# Neural Machine Translation
While it might not seem like it, one of the very first development in Artificial Intellience is Neural Machine Translation. Traditionally, machine translation is a challenging task that involves large statistical models developed using high sophisticated linguistic knowledge. In neural machine translation, deep neural networks are developed for the problem. Advancing toward using Artificial Intelligence in machine translation task, AI to look for patterns in the input language and provide the target language representations as output. 

## Data Preparation
Like many machine learning task, we need to start with the data. In this tutorial, we'll use a dataset of English to Vietnamese phrases. Think of this as learning Vietnamese or English using flashcards. The dataset can be download [here](https://www.kaggle.com/datasets/hungnm/englishvietnamese-translation). To prepare the dataset for modeling, we'll perform the following:

1. Start by reading in the associated data and scan through it
2. Cleanup punctuation
3. Process upper and lowercase words
4. Processing special characters
5. Handle duplciate phrases in English with different translations in Vietnamese

In [11]:
# import python libraries
import re
import numpy as np
from unicodedata import normalize

In [15]:
## Parameters
DATA_DIR = './data/'

In [21]:
## Helper Functions
def load_data(file_path:str) -> list:
  """
    Function to load data from a text file
    Read it line by line and return as a list of strings
    Inputs:
      - file_path {string}: path to the file to be read
    Outputs:
      - data {list}: list of strings
  """

  data = []
  with open(file_path, 'rt', encoding='utf-8') as file:
    # read file line by line
    for line in file:
      # remove leading and trailing whitespaces
      line = line.strip()
      # append to data list
      data.append(line)
    # close file
    file.close()


  return data


def to_pairs(doc1, doc2):
  """
    Function to convert join two lists of strings into a list of pairs
    Inputs:
      - doc1 {list}: list of strings
      - doc2 {list}: list of strings
    Outputs:
      - pairs {list}: list of pairs
  """
  # initialize list of pairs
  pairs = []
  for i in range(0, len(doc1)-1):

    # append pair of strings
    pairs.append([doc1[i], doc2[i]])

  return pairs

In [20]:
# Read in the data
# From initial inspection, the data between the English and Vietnamese sentences are aligned
# So we can read them in as pairs
english_text = load_data(DATA_DIR + 'raw/en_sents.txt')
vietnamese_text = load_data(DATA_DIR + 'raw/vi_sents.txt')
print(english_text[:5]), print(vietnamese_text[:5]), len(english_text), len(vietnamese_text)

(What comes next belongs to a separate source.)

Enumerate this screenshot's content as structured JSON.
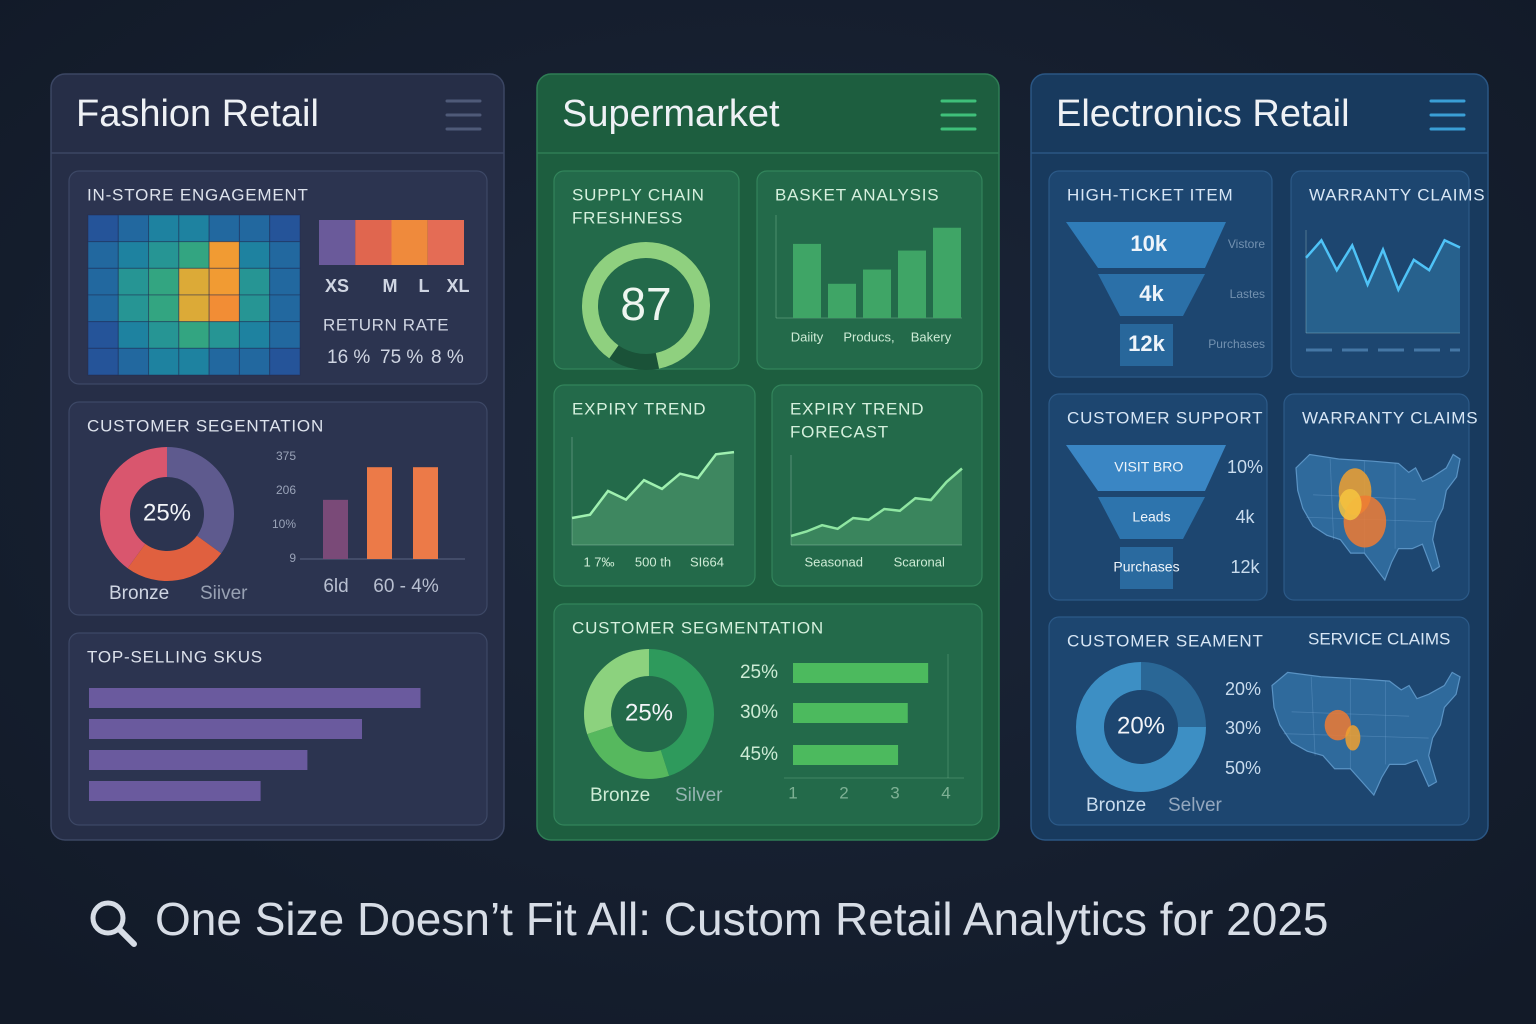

['Please put the dustpan in the broom closet', 'Be quiet for a moment.', 'Read this', 'Tom persuaded the store manager to give him back his money.', 'Friendship consists of mutual understanding']
['xin vui lòng đặt đồ hốt rác trong tủ chổi', 'im lặng một lát', 'đọc này', 'tom thuyết phục người quản lý cửa hàng trả lại tiền cho anh ta.', 'tình bạn bao gồm sự hiểu biết lẫn nhau']


(None, None, 254090, 254090)

In [23]:
# convert to pairs
sentence_pairs = to_pairs(english_text, vietnamese_text)
sentence_pairs[:5]

[['Please put the dustpan in the broom closet',
  'xin vui lòng đặt đồ hốt rác trong tủ chổi'],
 ['Be quiet for a moment.', 'im lặng một lát'],
 ['Read this', 'đọc này'],
 ['Tom persuaded the store manager to give him back his money.',
  'tom thuyết phục người quản lý cửa hàng trả lại tiền cho anh ta.'],
 ['Friendship consists of mutual understanding',
  'tình bạn bao gồm sự hiểu biết lẫn nhau']]